Zigbee2MQTT is regularly encountering a socket error which causes the docker container to stop running. It seems to happen pretty consistently twice a day, for a while it was happening at exactly 9:04 (AM and PM), but the cadence has changed after changing some settings and stopping/starting the container manually a few times.
What did you expect to happen?
I'd expect the connection to the SLZB-06 to be stable when there is no network problem. Or, if there is a network problem, I'd expect it to reconnect instead of shutting down the container.
The adapter does not have any obvious signs of malfunction either, the only thing it indicates in its logs is "New client [ip address] id: 1" followed by "Client disconnected, id: 0" (the ID numbers alternate).
How to reproduce it (minimal and precise)
I don't have a clear repro step beyond setting up SLZB-06 and installing Zigbee2MQTT in a Docker container. Capturing the traffic between the two may prove difficult because of the long time intervals between the time out errors.
I can provide more information about my network setup if that's useful, but I don't think it's anything particularly out of the ordinary. DHCP leases are 4 hours, there is a single router with 1 subnet.
I have 8 Zigbee devices paired. 7 of them are currently offline. I've been able to reproduce the issue with no devices connected as well. I turned off OTA updates in case that was related, but it didn't change anything.
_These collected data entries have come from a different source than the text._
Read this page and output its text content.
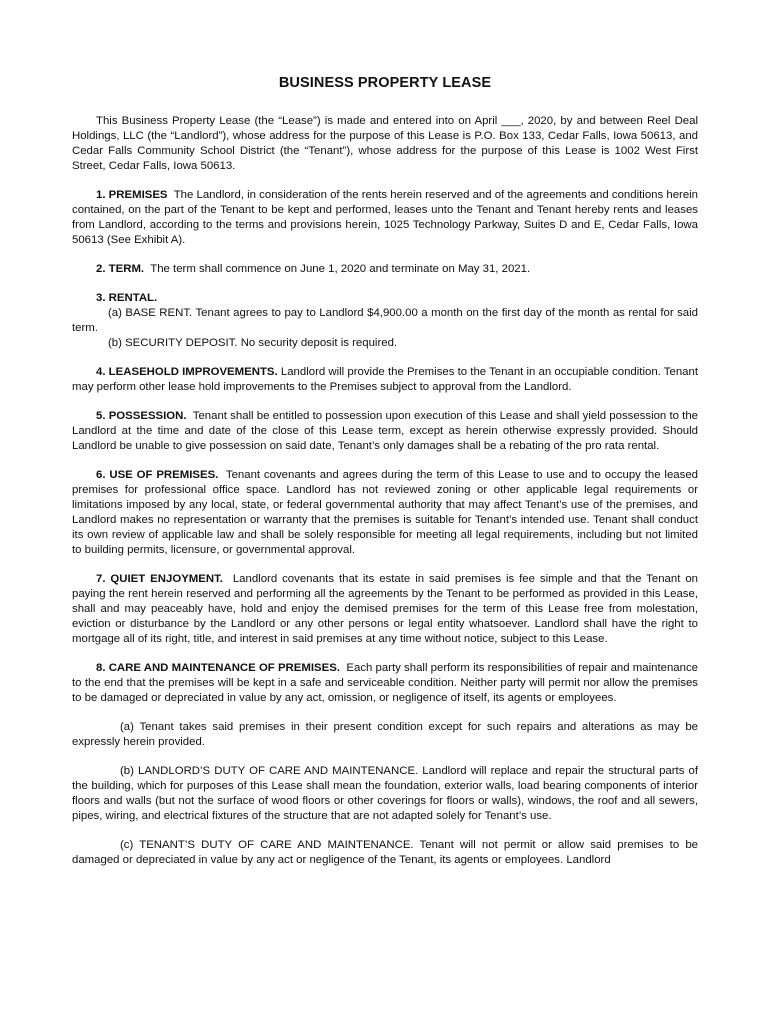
BUSINESS PROPERTY LEASE

This Business Property Lease (the “Lease”) is made and entered into on April ___, 2020, by and between Reel Deal Holdings, LLC (the “Landlord”), whose address for the purpose of this Lease is P.O. Box 133, Cedar Falls, Iowa 50613, and Cedar Falls Community School District (the “Tenant”), whose address for the purpose of this Lease is 1002 West First Street, Cedar Falls, Iowa 50613.

1. PREMISES The Landlord, in consideration of the rents herein reserved and of the agreements and conditions herein contained, on the part of the Tenant to be kept and performed, leases unto the Tenant and Tenant hereby rents and leases from Landlord, according to the terms and provisions herein, 1025 Technology Parkway, Suites D and E, Cedar Falls, Iowa 50613 (See Exhibit A).

2. TERM. The term shall commence on June 1, 2020 and terminate on May 31, 2021.

3. RENTAL.

(a) BASE RENT. Tenant agrees to pay to Landlord $4,900.00 a month on the first day of the month as rental for said term.

(b) SECURITY DEPOSIT. No security deposit is required.

4. LEASEHOLD IMPROVEMENTS. Landlord will provide the Premises to the Tenant in an occupiable condition. Tenant may perform other lease hold improvements to the Premises subject to approval from the Landlord.

5. POSSESSION. Tenant shall be entitled to possession upon execution of this Lease and shall yield possession to the Landlord at the time and date of the close of this Lease term, except as herein otherwise expressly provided. Should Landlord be unable to give possession on said date, Tenant’s only damages shall be a rebating of the pro rata rental.

6. USE OF PREMISES. Tenant covenants and agrees during the term of this Lease to use and to occupy the leased premises for professional office space. Landlord has not reviewed zoning or other applicable legal requirements or limitations imposed by any local, state, or federal governmental authority that may affect Tenant’s use of the premises, and Landlord makes no representation or warranty that the premises is suitable for Tenant’s intended use. Tenant shall conduct its own review of applicable law and shall be solely responsible for meeting all legal requirements, including but not limited to building permits, licensure, or governmental approval.

7. QUIET ENJOYMENT. Landlord covenants that its estate in said premises is fee simple and that the Tenant on paying the rent herein reserved and performing all the agreements by the Tenant to be performed as provided in this Lease, shall and may peaceably have, hold and enjoy the demised premises for the term of this Lease free from molestation, eviction or disturbance by the Landlord or any other persons or legal entity whatsoever. Landlord shall have the right to mortgage all of its right, title, and interest in said premises at any time without notice, subject to this Lease.

8. CARE AND MAINTENANCE OF PREMISES. Each party shall perform its responsibilities of repair and maintenance to the end that the premises will be kept in a safe and serviceable condition. Neither party will permit nor allow the premises to be damaged or depreciated in value by any act, omission, or negligence of itself, its agents or employees.

(a) Tenant takes said premises in their present condition except for such repairs and alterations as may be expressly herein provided.

(b) LANDLORD’S DUTY OF CARE AND MAINTENANCE. Landlord will replace and repair the structural parts of the building, which for purposes of this Lease shall mean the foundation, exterior walls, load bearing components of interior floors and walls (but not the surface of wood floors or other coverings for floors or walls), windows, the roof and all sewers, pipes, wiring, and electrical fixtures of the structure that are not adapted solely for Tenant’s use.

(c) TENANT’S DUTY OF CARE AND MAINTENANCE. Tenant will not permit or allow said premises to be damaged or depreciated in value by any act or negligence of the Tenant, its agents or employees. Landlord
I'm open to any suggestions :)
Zigbee2MQTT version
2.3.0
Adapter firmware version
20240710
Adapter
SLZB-06
Setup
Docker on Synology DSM 7
Linux [DeviceName] 4.4.302+ #72806 SMP Thu Sep 5 13:44:44 CST 2024 x86_64 GNU/Linux synology_geminilake_224+
Debug log
The fact that z2m disconnects with this error cannot be fixed from z2m itself. It's either an instability of the network or SLZB-06.
Or, if there is a network problem, I'd expect it to reconnect instead of shutting down the container.
For this you can use the watchdog feature
Understood. Oddly enough, after I posted this, the connection was stable for 3 days straight. Strange how it was failing cyclically for a while.
The watchdog feature looks like exactly what I need. I've enabled it on my container. Thank you!